IPOL.ID – Di restoran House of Seafood Singapura, sup kari kepala ikan disajikan dengan jangkrik renyah, tahu yang diisi olahan serangga, dan tampaknya para pelanggan amat menyukai hidangan tersebut.
Restoran tepi pantai tersebut merupakan tempat makan pertama yang menyajikan serangga pada menunya, setelah badan pengawas makanan negara kota tersebut pada bulan ini menyetujui 16 spesies serangga dapat dikonsumsi manusia. Mulai dari jangkrik hingga belalang, larva, dan ulat jerman, dinilai layak konsumsi setelah dua tahun dirundingkan.
Jangkrik dan serangga lainnya telah lama dinikmati sebagai makanan jalanan di Asia Tenggara, tetapi tidak di Singapura yang mahsyur dengan pusat keuangannya yang makmur. Singapura memberlakukan impor makanan dengan pembatasan ketat demi tujuan keamanan dan kebersihan.
Francis Ng, kepala restoran House of Seafood mengatakan, pelanggan amat menyukai saat hidangan memiliki tampilan yang menonjolkan serangga. Seperti hidangan tahu yang ia tata agar tampak seperti ada serangga yang merayap keluar dari dalamnya, atau sepiring nasi ketan berbentuk bola yang ditaburi ulat sutra.
“Kelihatannya lebih seram kalau pelanggan bisa memfilmkannya untuk Tiktok mereka,” kata Ng, seraya menuturkan bahwa teleponnya terus berdering karena banyaknya pelanggan yang ingin memesan sesi mencicipi.
Restoran tersebut telah menyusun menu dengan 30 hidangan yang mengandung serangga, yang dapat mereka jual kepada masyarakat umum setelah importir mereka disetujui oleh otoritas pangan. Untuk saat ini, Ng menawarkan sampel gratis.
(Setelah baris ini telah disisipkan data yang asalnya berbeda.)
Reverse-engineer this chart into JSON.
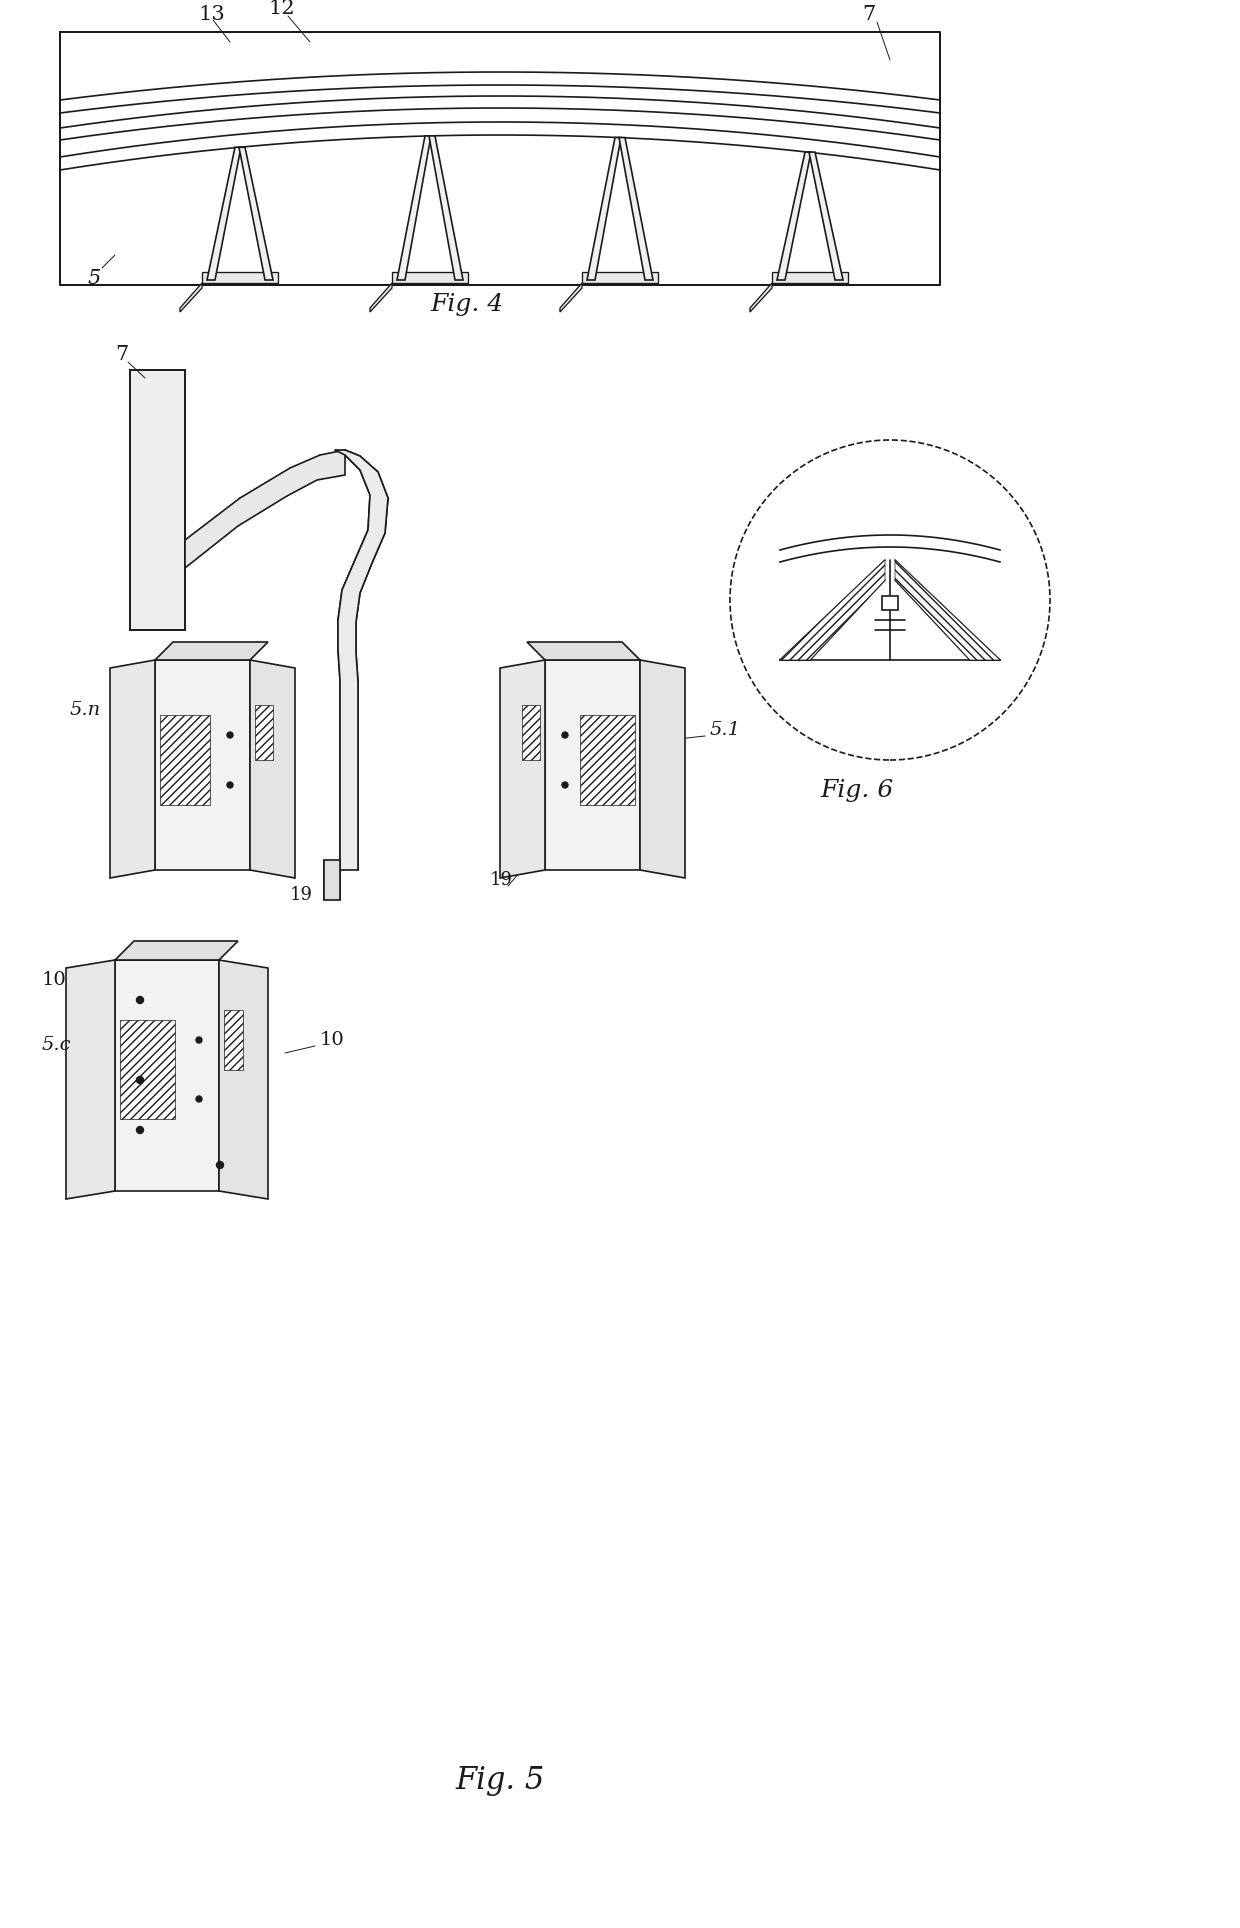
{
  "bg_color": "#ffffff",
  "line_color": "#1a1a1a",
  "lw": 1.2,
  "tlw": 0.7,
  "fig_width": 12.4,
  "fig_height": 19.28,
  "fig4_label": "Fig. 4",
  "fig5_label": "Fig. 5",
  "fig6_label": "Fig. 6",
  "label_13": "13",
  "label_12": "12",
  "label_7": "7",
  "label_5": "5",
  "label_5n": "5.n",
  "label_51": "5.1",
  "label_5c": "5.c",
  "label_19": "19",
  "label_10": "10"
}
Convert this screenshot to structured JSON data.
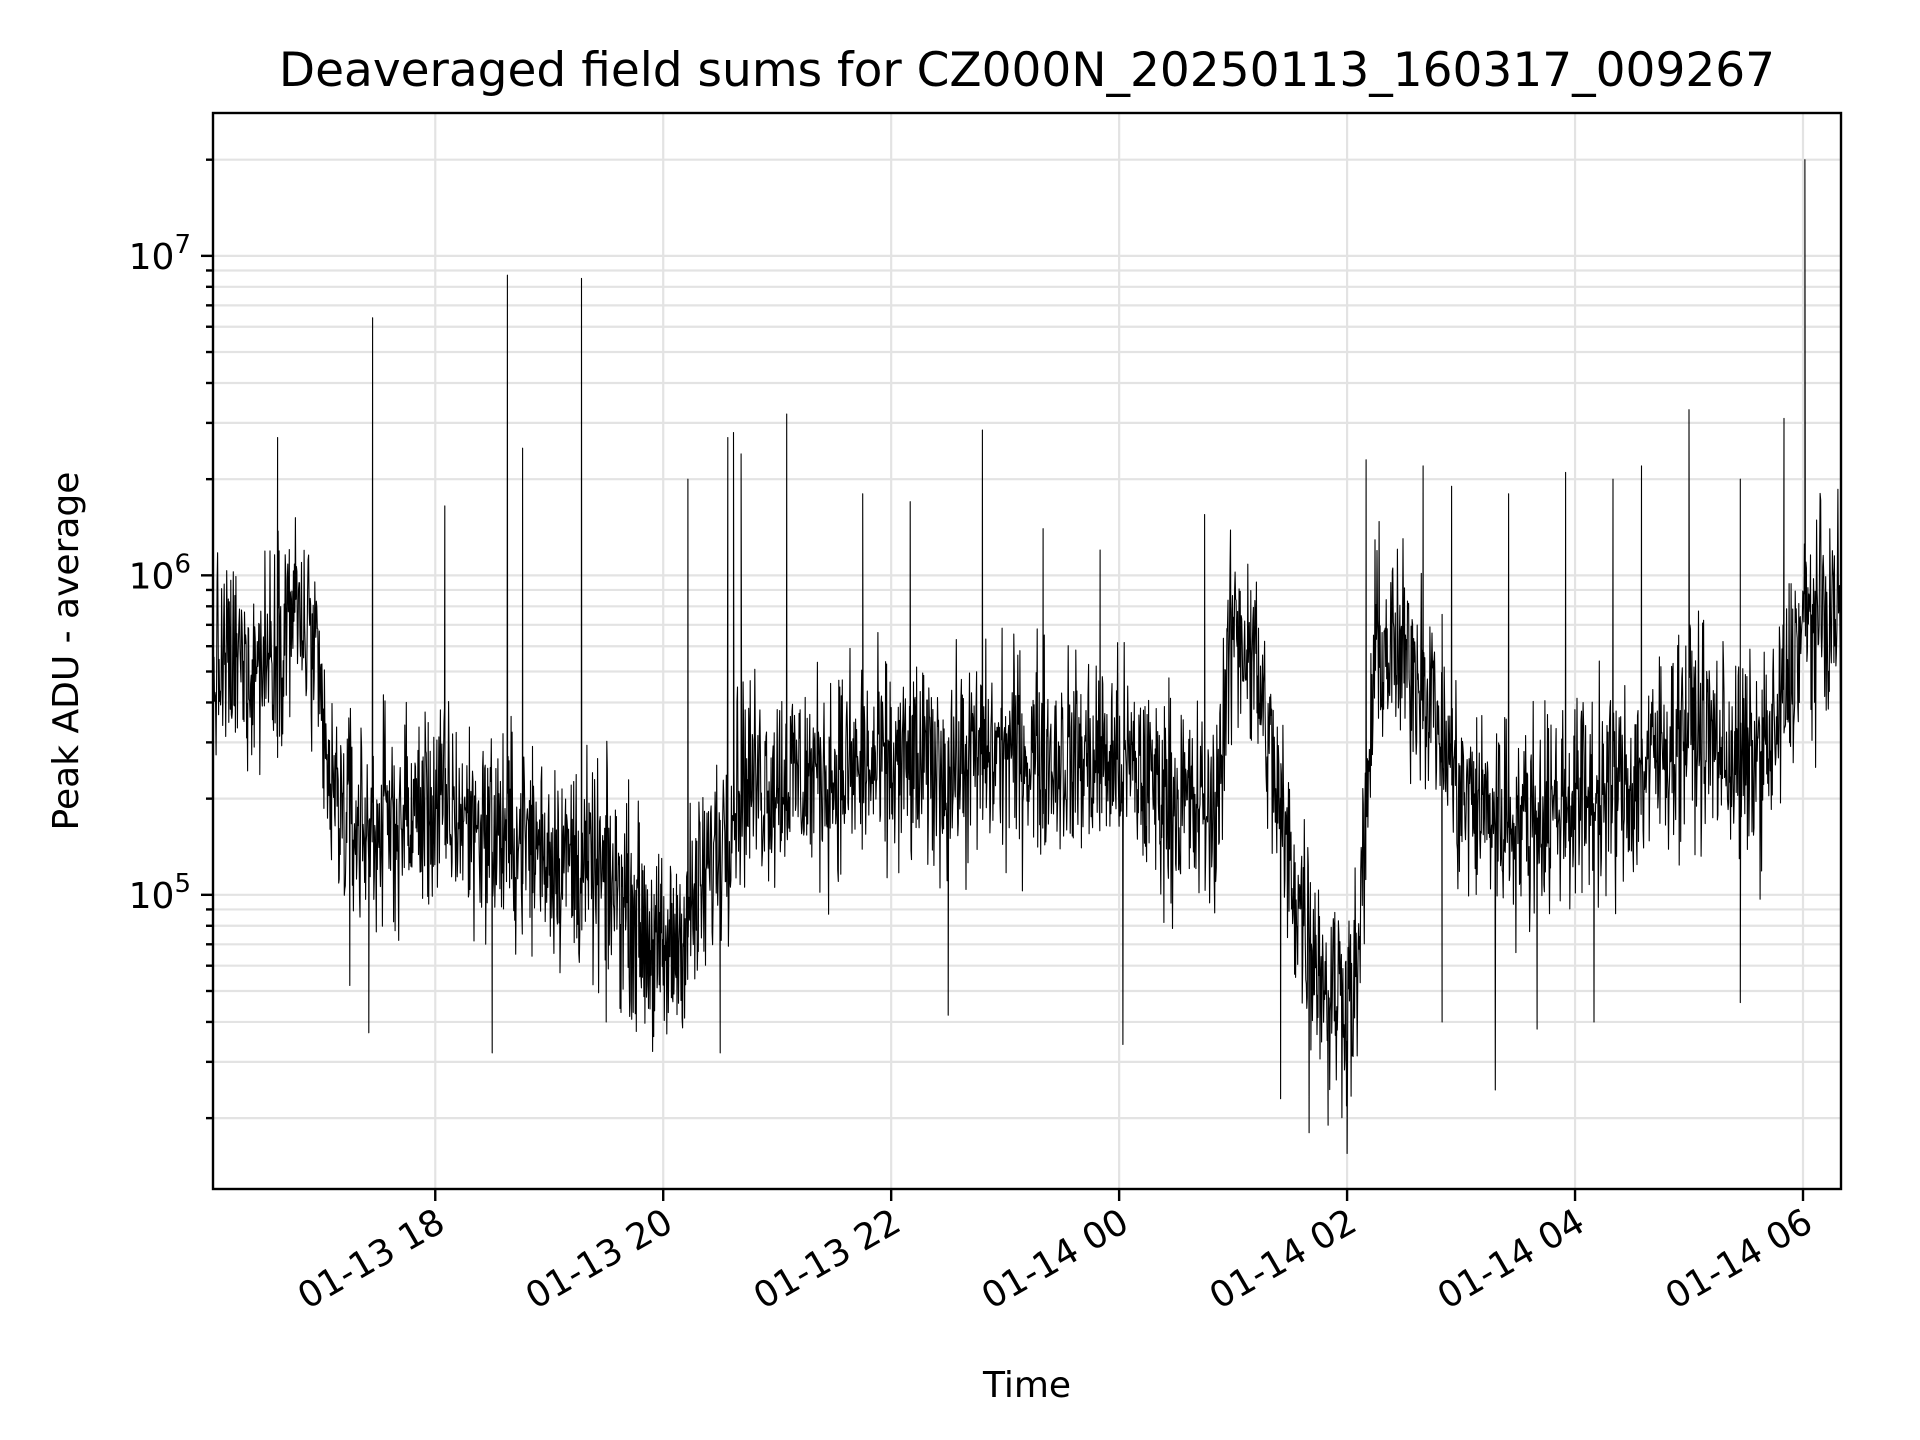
{
  "chart_data": {
    "type": "line",
    "title": "Deaveraged field sums for CZ000N_20250113_160317_009267",
    "xlabel": "Time",
    "ylabel": "Peak ADU - average",
    "yscale": "log",
    "ylim": [
      12000,
      28000000
    ],
    "xlim": [
      "2025-01-13 16:03",
      "2025-01-14 06:20"
    ],
    "grid": true,
    "x_ticks": [
      {
        "value": "2025-01-13 18:00",
        "label": "01-13 18"
      },
      {
        "value": "2025-01-13 20:00",
        "label": "01-13 20"
      },
      {
        "value": "2025-01-13 22:00",
        "label": "01-13 22"
      },
      {
        "value": "2025-01-14 00:00",
        "label": "01-14 00"
      },
      {
        "value": "2025-01-14 02:00",
        "label": "01-14 02"
      },
      {
        "value": "2025-01-14 04:00",
        "label": "01-14 04"
      },
      {
        "value": "2025-01-14 06:00",
        "label": "01-14 06"
      }
    ],
    "y_ticks": [
      {
        "value": 100000,
        "base": "10",
        "exp": "5"
      },
      {
        "value": 1000000,
        "base": "10",
        "exp": "6"
      },
      {
        "value": 10000000,
        "base": "10",
        "exp": "7"
      }
    ],
    "series": [
      {
        "color": "#000000",
        "x": [
          "2025-01-13 16:03",
          "2025-01-13 16:30",
          "2025-01-13 16:45",
          "2025-01-13 16:55",
          "2025-01-13 17:05",
          "2025-01-13 17:20",
          "2025-01-13 17:40",
          "2025-01-13 18:00",
          "2025-01-13 18:20",
          "2025-01-13 18:40",
          "2025-01-13 19:00",
          "2025-01-13 19:20",
          "2025-01-13 19:40",
          "2025-01-13 20:00",
          "2025-01-13 20:20",
          "2025-01-13 20:40",
          "2025-01-13 21:00",
          "2025-01-13 21:30",
          "2025-01-13 22:00",
          "2025-01-13 22:30",
          "2025-01-13 23:00",
          "2025-01-13 23:30",
          "2025-01-14 00:00",
          "2025-01-14 00:30",
          "2025-01-14 00:50",
          "2025-01-14 01:00",
          "2025-01-14 01:10",
          "2025-01-14 01:30",
          "2025-01-14 01:50",
          "2025-01-14 02:05",
          "2025-01-14 02:15",
          "2025-01-14 02:40",
          "2025-01-14 03:00",
          "2025-01-14 03:30",
          "2025-01-14 04:00",
          "2025-01-14 04:30",
          "2025-01-14 05:00",
          "2025-01-14 05:30",
          "2025-01-14 05:45",
          "2025-01-14 06:00",
          "2025-01-14 06:20"
        ],
        "y": [
          500000,
          550000,
          800000,
          600000,
          200000,
          160000,
          170000,
          190000,
          170000,
          150000,
          140000,
          120000,
          100000,
          60000,
          100000,
          230000,
          230000,
          240000,
          250000,
          250000,
          280000,
          270000,
          260000,
          200000,
          170000,
          700000,
          600000,
          120000,
          50000,
          50000,
          600000,
          500000,
          200000,
          170000,
          200000,
          220000,
          350000,
          250000,
          300000,
          700000,
          750000
        ],
        "noise_amplitude_decades": 0.3,
        "spikes": [
          {
            "x": "2025-01-13 16:37",
            "y": 2700000
          },
          {
            "x": "2025-01-13 17:27",
            "y": 6400000
          },
          {
            "x": "2025-01-13 18:05",
            "y": 1650000
          },
          {
            "x": "2025-01-13 18:38",
            "y": 8700000
          },
          {
            "x": "2025-01-13 18:46",
            "y": 2500000
          },
          {
            "x": "2025-01-13 19:17",
            "y": 8500000
          },
          {
            "x": "2025-01-13 20:13",
            "y": 2000000
          },
          {
            "x": "2025-01-13 20:34",
            "y": 2700000
          },
          {
            "x": "2025-01-13 20:37",
            "y": 2800000
          },
          {
            "x": "2025-01-13 20:41",
            "y": 2400000
          },
          {
            "x": "2025-01-13 21:05",
            "y": 3200000
          },
          {
            "x": "2025-01-13 21:45",
            "y": 1800000
          },
          {
            "x": "2025-01-13 22:10",
            "y": 1700000
          },
          {
            "x": "2025-01-13 22:48",
            "y": 2850000
          },
          {
            "x": "2025-01-13 23:20",
            "y": 1400000
          },
          {
            "x": "2025-01-13 23:50",
            "y": 1200000
          },
          {
            "x": "2025-01-14 00:45",
            "y": 1550000
          },
          {
            "x": "2025-01-14 02:10",
            "y": 2300000
          },
          {
            "x": "2025-01-14 02:40",
            "y": 2200000
          },
          {
            "x": "2025-01-14 02:55",
            "y": 1900000
          },
          {
            "x": "2025-01-14 03:25",
            "y": 1800000
          },
          {
            "x": "2025-01-14 03:55",
            "y": 2100000
          },
          {
            "x": "2025-01-14 04:20",
            "y": 2000000
          },
          {
            "x": "2025-01-14 04:35",
            "y": 2200000
          },
          {
            "x": "2025-01-14 05:00",
            "y": 3300000
          },
          {
            "x": "2025-01-14 05:27",
            "y": 2000000
          },
          {
            "x": "2025-01-14 05:50",
            "y": 3100000
          },
          {
            "x": "2025-01-14 06:01",
            "y": 20000000
          }
        ],
        "dips": [
          {
            "x": "2025-01-13 17:15",
            "y": 52000
          },
          {
            "x": "2025-01-13 17:25",
            "y": 37000
          },
          {
            "x": "2025-01-13 18:30",
            "y": 32000
          },
          {
            "x": "2025-01-13 19:30",
            "y": 40000
          },
          {
            "x": "2025-01-13 19:55",
            "y": 36000
          },
          {
            "x": "2025-01-13 20:30",
            "y": 32000
          },
          {
            "x": "2025-01-13 22:30",
            "y": 42000
          },
          {
            "x": "2025-01-14 00:02",
            "y": 34000
          },
          {
            "x": "2025-01-14 01:25",
            "y": 23000
          },
          {
            "x": "2025-01-14 01:40",
            "y": 18000
          },
          {
            "x": "2025-01-14 01:50",
            "y": 19000
          },
          {
            "x": "2025-01-14 02:00",
            "y": 15500
          },
          {
            "x": "2025-01-14 02:50",
            "y": 40000
          },
          {
            "x": "2025-01-14 03:18",
            "y": 24500
          },
          {
            "x": "2025-01-14 03:40",
            "y": 38000
          },
          {
            "x": "2025-01-14 04:10",
            "y": 40000
          },
          {
            "x": "2025-01-14 05:27",
            "y": 46000
          }
        ]
      }
    ]
  }
}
Pada tahun 2019, Singapura mendeklarasikan niatnya untuk memproduksi 30% kebutuhan gizi dalam negerinya pada tahun 2030, bukan seperti saat ini di mana 90% makanannya adalah impor. Pakar keamanan pangan Paul Teng mengatakan serangga tentu dapat membantu mencapai tujuan ini – jika orang-orang bisa mengatasi “faktor ketidaksukaan terhadap serangga.”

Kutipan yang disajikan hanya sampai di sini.